# Is Dustin's Standard Double LED good?



## Perry16 (Feb 13, 2016)

Hello, we are shopping ahead of time for LED lights for our 125 gallon tank. It houses Anubias, Anacharis, Crypts, Java Fern, swords, Water Wisteria, and Java moss. 
After having a Satellite+ for a while on my 20 long, I moved it over to my 125 gallon to see what a difference it was compared to the stock T8's. Here's what I have: 

So we decided we want to get an LED that would be the length of the whole tank, (72 inches), and have pretty good light output, or just invest in another Satellite+. We are looking at Dustin's Fishtanks Standard Double LED. 72? Standard Double LED | Dustin's Fishtanks

Do any of you have these lights, prior experience, or knowledge of them? They seem like the best option but I don't want to get too much light for my tank. 

Thanks,
Perry


----------



## jeffkrol (Jun 5, 2013)

Perry16 said:


> So we decided we want to get an LED that would be the length of the whole tank, (72 inches), and have pretty good light output,
> Do any of you have these lights, prior experience, or knowledge of them?
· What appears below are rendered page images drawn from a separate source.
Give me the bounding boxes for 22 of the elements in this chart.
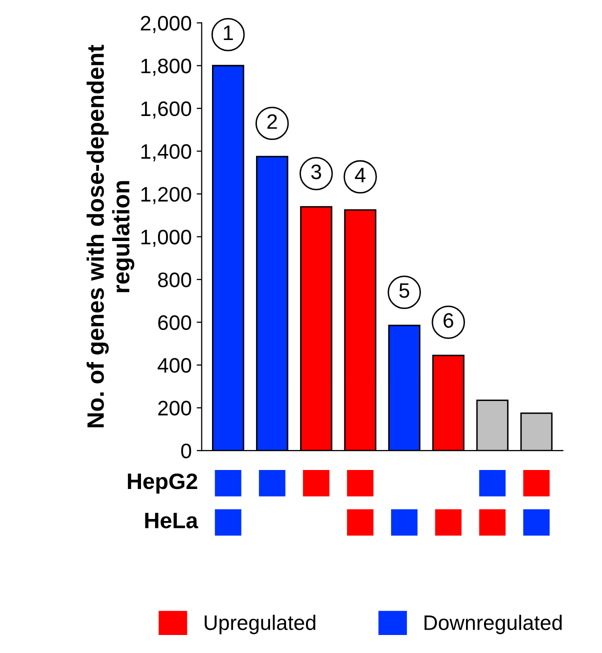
- annotation: 4: [354, 168, 366, 182]
- annotation: 6: [444, 313, 454, 328]
- y-tick-label: 800: [158, 272, 192, 288]
- y-axis-title: No. of genes with dose-dependent regulation: [86, 44, 134, 428]
- y-tick-label: 1,400: [141, 144, 192, 162]
- y-tick-label: 0: [181, 444, 192, 458]
- y-tick-label: 1,800: [141, 58, 192, 76]
- annotation: 1: [224, 26, 233, 40]
- y-axis-title: HepG2: [128, 473, 198, 494]
- legend-label: Upregulated: [204, 614, 316, 634]
- y-tick-label: 1,200: [141, 186, 192, 204]
- annotation: 2: [267, 114, 277, 129]
- y-tick-label: 1,600: [141, 101, 192, 119]
- annotation: 3: [311, 164, 322, 180]
- y-tick-label: 200: [158, 400, 192, 416]
- y-tick-label: 400: [158, 358, 192, 373]
- y-axis-title: HeLa: [145, 512, 198, 528]
- y-tick-label: 600: [158, 315, 192, 330]
- annotation: 5: [399, 283, 410, 298]
- y-tick-label: 1,000: [141, 230, 192, 247]
- legend-label: Downregulated: [424, 614, 562, 634]
- y-tick-label: 2,000: [140, 16, 192, 34]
They seem like the best option but I don't want to get too much light for my tank.
> 
> Thanks,
> Perry


no par, no watts, no diode count.. 
And no dimmer/controller for too much AFAIACT....

AS a comparison.. though only "one color"... but pretty much equal if not better...


> *ELF 1800 6500K LED Pent 72" 0.50W Freshwater Plant Tetra Discus 180cm 280x*
> 
> US $107.95
> 
> ...


Can't tell you where to get it.. "hint, hint"...

"the google" works though...


----------